Среди пришедших был однорукий переводчик с заправленным в карман левым рукавом. По его взгляду они поняли, что придуманная история, которая их дважды спасала, и в которую они сами уже поверили, на этот раз не потребуется. Все происходило мгновенно-замедленно. Они подходили к главной улице, когда там раздались крики. Солдаты дернулись. С пугающей экономией движений переводчик завел правую руку за спину, схватил почти не осязаемое предплечье и толкнул её в проем между досками. Она, десятилетняя, уже знала, что теперь надо только бежать, не останавливаться, пока не задохнешься, пока не разобьешь о землю лицо . Позади падали камни выстрелов. Она совершала последний и окончательный побег – побег в помрачение. Та девочка исчезла, и не осталось больше ни одного человека, кто мог бы её хватиться.
Всё, что было потом, происходило уже не с нею.

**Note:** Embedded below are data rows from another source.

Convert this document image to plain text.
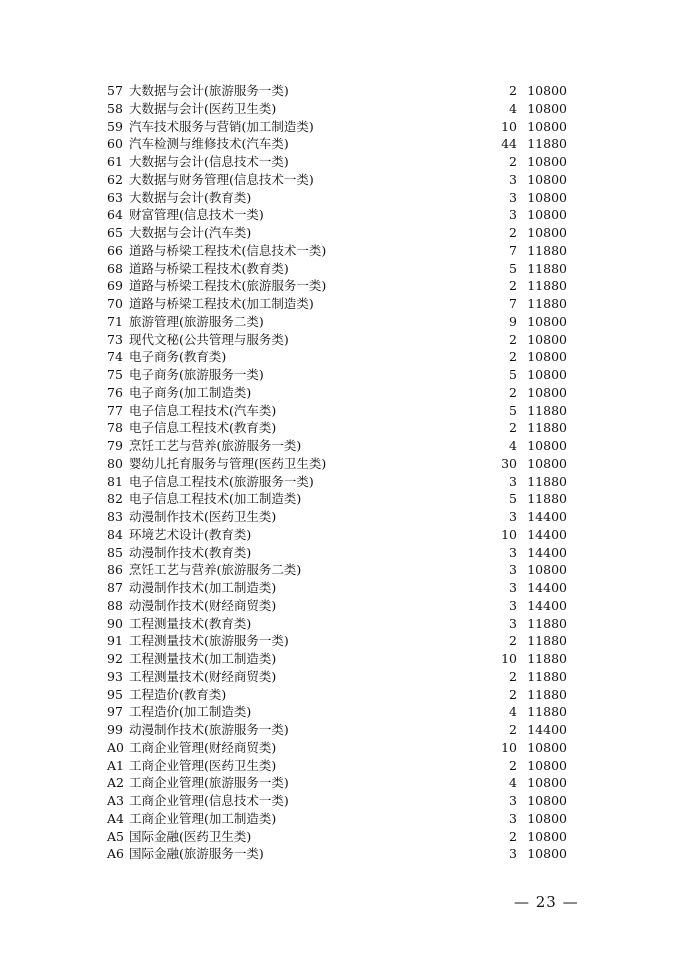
57 大数据与会计(旅游服务一类)	2 10800
58 大数据与会计(医药卫生类)	4 10800
59 汽车技术服务与营销(加工制造类)	10 10800
60 汽车检测与维修技术(汽车类)	44 11880
61 大数据与会计(信息技术一类)	2 10800
62 大数据与财务管理(信息技术一类)	3 10800
63 大数据与会计(教育类)	3 10800
64 财富管理(信息技术一类)	3 10800
65 大数据与会计(汽车类)	2 10800
66 道路与桥梁工程技术(信息技术一类)	7 11880
68 道路与桥梁工程技术(教育类)	5 11880
69 道路与桥梁工程技术(旅游服务一类)	2 11880
70 道路与桥梁工程技术(加工制造类)	7 11880
71 旅游管理(旅游服务二类)	9 10800
73 现代文秘(公共管理与服务类)	2 10800
74 电子商务(教育类)	2 10800
75 电子商务(旅游服务一类)	5 10800
76 电子商务(加工制造类)	2 10800
77 电子信息工程技术(汽车类)	5 11880
78 电子信息工程技术(教育类)	2 11880
79 烹饪工艺与营养(旅游服务一类)	4 10800
80 婴幼儿托育服务与管理(医药卫生类)	30 10800
81 电子信息工程技术(旅游服务一类)	3 11880
82 电子信息工程技术(加工制造类)	5 11880
83 动漫制作技术(医药卫生类)	3 14400
84 环境艺术设计(教育类)	10 14400
85 动漫制作技术(教育类)	3 14400
86 烹饪工艺与营养(旅游服务二类)	3 10800
87 动漫制作技术(加工制造类)	3 14400
88 动漫制作技术(财经商贸类)	3 14400
90 工程测量技术(教育类)	3 11880
91 工程测量技术(旅游服务一类)	2 11880
92 工程测量技术(加工制造类)	10 11880
93 工程测量技术(财经商贸类)	2 11880
95 工程造价(教育类)	2 11880
97 工程造价(加工制造类)	4 11880
99 动漫制作技术(旅游服务一类)	2 14400
A0 工商企业管理(财经商贸类)	10 10800
A1 工商企业管理(医药卫生类)	2 10800
A2 工商企业管理(旅游服务一类)	4 10800
A3 工商企业管理(信息技术一类)	3 10800
A4 工商企业管理(加工制造类)	3 10800
A5 国际金融(医药卫生类)	2 10800
A6 国际金融(旅游服务一类)	3 10800
— 23 —
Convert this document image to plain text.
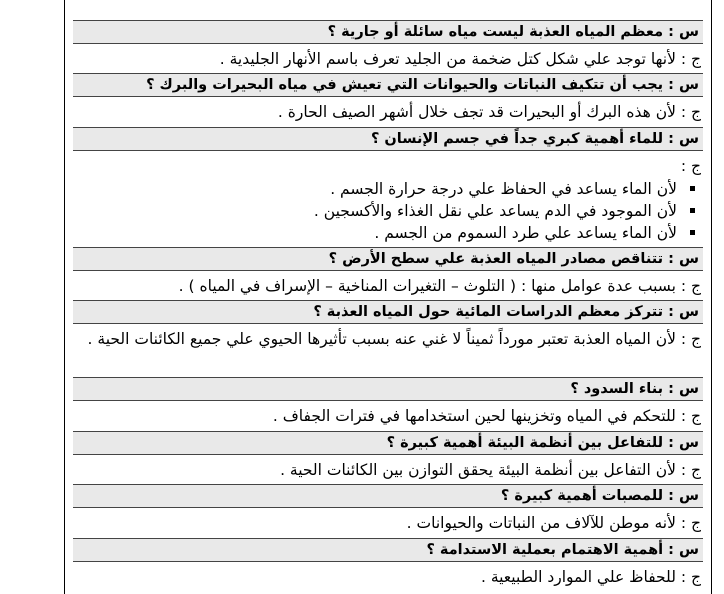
س : معظم المياه العذبة ليست مياه سائلة أو جارية ؟
ج : لأنها توجد علي شكل كتل ضخمة من الجليد تعرف باسم الأنهار الجليدية .
س : يجب أن تتكيف النباتات والحيوانات التي تعيش في مياه البحيرات والبرك ؟
ج : لأن هذه البرك أو البحيرات قد تجف خلال أشهر الصيف الحارة .
س : للماء أهمية كبري جداً في جسم الإنسان ؟
ج :
لأن الماء يساعد في الحفاظ علي درجة حرارة الجسم .
لأن الموجود في الدم يساعد علي نقل الغذاء والأكسجين .
لأن الماء يساعد علي طرد السموم من الجسم .
س : تتناقص مصادر المياه العذبة علي سطح الأرض ؟
ج : بسبب عدة عوامل منها : ( التلوث – التغيرات المناخية – الإسراف في المياه ) .
س : تتركز معظم الدراسات المائية حول المياه العذبة ؟
ج : لأن المياه العذبة تعتبر مورداً ثميناً لا غني عنه بسبب تأثيرها الحيوي علي جميع الكائنات الحية .
س : بناء السدود ؟
ج : للتحكم في المياه وتخزينها لحين استخدامها في فترات الجفاف .
س : للتفاعل بين أنظمة البيئة أهمية كبيرة ؟
ج : لأن التفاعل بين أنظمة البيئة يحقق التوازن بين الكائنات الحية .
س : للمصبات أهمية كبيرة ؟
ج : لأنه موطن للآلاف من النباتات والحيوانات .
س : أهمية الاهتمام بعملية الاستدامة ؟
ج : للحفاظ علي الموارد الطبيعية .
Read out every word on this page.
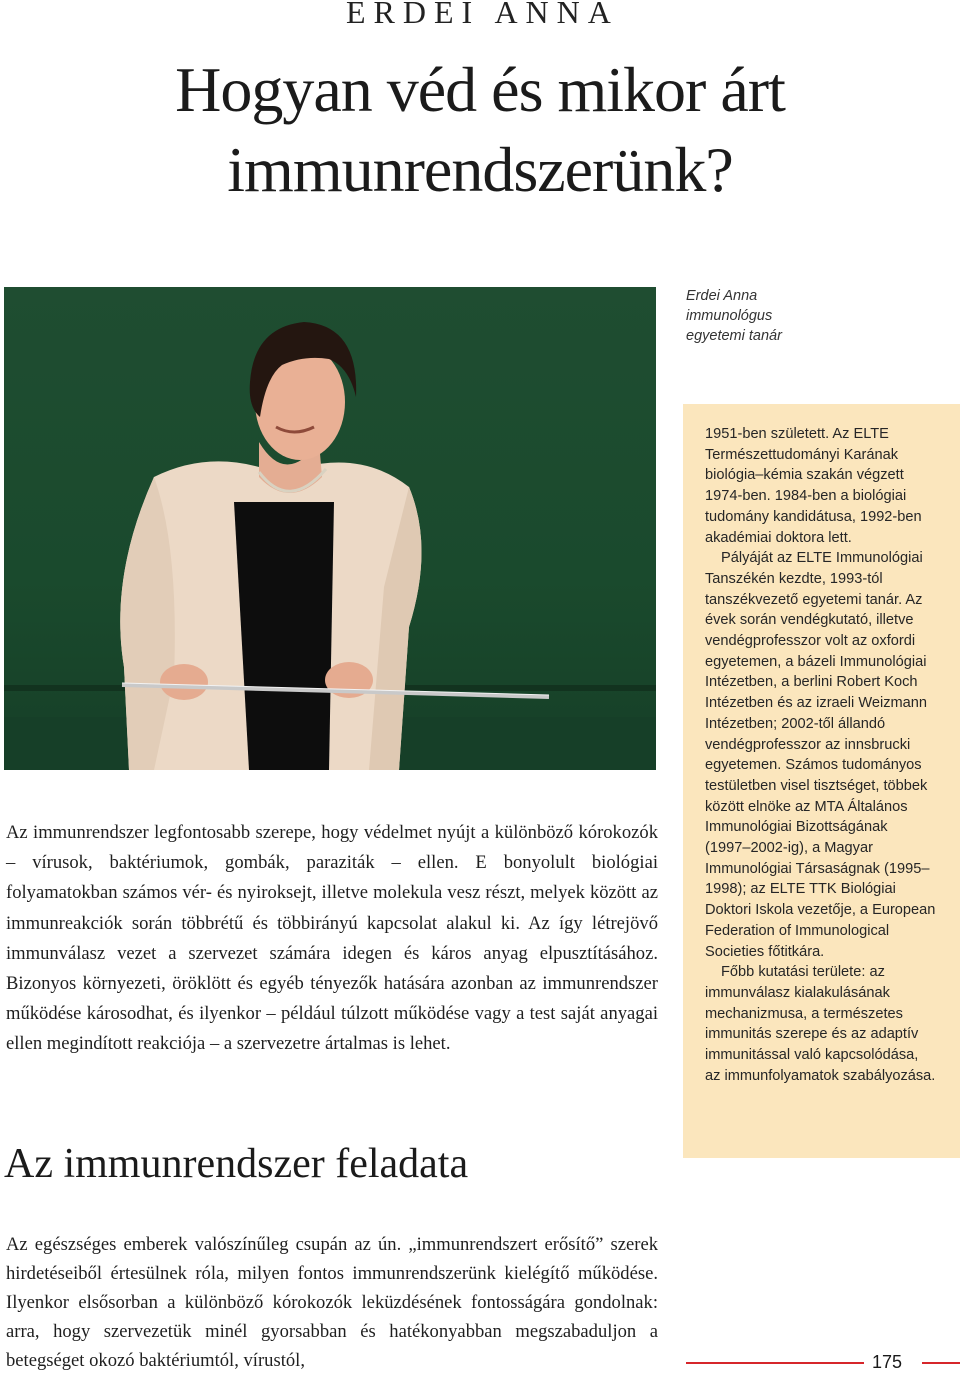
ERDEI ANNA
Hogyan véd és mikor árt immunrendszerünk?
Erdei Anna
immunológus
egyetemi tanár

1951-ben született. Az ELTE Természettudományi Karának biológia–kémia szakán végzett 1974-ben. 1984-ben a biológiai tudomány kandidátusa, 1992-ben akadémiai doktora lett.

Pályáját az ELTE Immunológiai Tanszékén kezdte, 1993-tól tanszékvezető egyetemi tanár. Az évek során vendégkutató, illetve vendégprofesszor volt az oxfordi egyetemen, a bázeli Immunológiai Intézetben, a berlini Robert Koch Intézetben és az izraeli Weizmann Intézetben; 2002-től állandó vendégprofesszor az innsbrucki egyetemen. Számos tudományos testületben visel tisztséget, többek között elnöke az MTA Általános Immunológiai Bizottságának (1997–2002-ig), a Magyar Immunológiai Társaságnak (1995–1998); az ELTE TTK Biológiai Doktori Iskola vezetője, a European Federation of Immunological Societies főtitkára.

Főbb kutatási területe: az immunválasz kialakulásának mechanizmusa, a természetes immunitás szerepe és az adaptív immunitással való kapcsolódása, az immunfolyamatok szabályozása.

Az immunrendszer legfontosabb szerepe, hogy védelmet nyújt a különböző kórokozók – vírusok, baktériumok, gombák, paraziták – ellen. E bonyolult biológiai folyamatokban számos vér- és nyiroksejt, illetve molekula vesz részt, melyek között az immunreakciók során többrétű és többirányú kapcsolat alakul ki. Az így létrejövő immunválasz vezet a szervezet számára idegen és káros anyag elpusztításához. Bizonyos környezeti, öröklött és egyéb tényezők hatására azonban az immunrendszer működése károsodhat, és ilyenkor – például túlzott működése vagy a test saját anyagai ellen megindított reakciója – a szervezetre ártalmas is lehet.

Az immunrendszer feladata

Az egészséges emberek valószínűleg csupán az ún. „immunrendszert erősítő” szerek hirdetéseiből értesülnek róla, milyen fontos immunrendszerünk kielégítő működése. Ilyenkor elsősorban a különböző kórokozók leküzdésének fontosságára gondolnak: arra, hogy szervezetük minél gyorsabban és hatékonyabban megszabaduljon a betegséget okozó baktériumtól, vírustól,	175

Приезды врачей повторялись все чаще. Я подолгу оставалась одна, со словами, уже переставшими быть игрой. Останавливались заведенные часы. Мы молчали вместе. В постоянное думанье об отсутствующей здесь жизни пробивалась мысль о постоянной, не теряющейся связи с ней, связи через это думанье. Поверив этой мысли, я двинулась ей, жизни, навстречу. Но это когда и меня некому станет хватиться.
Умирала она тяжело. В последний миг вдруг вскинула руки, засмеялась и утихла.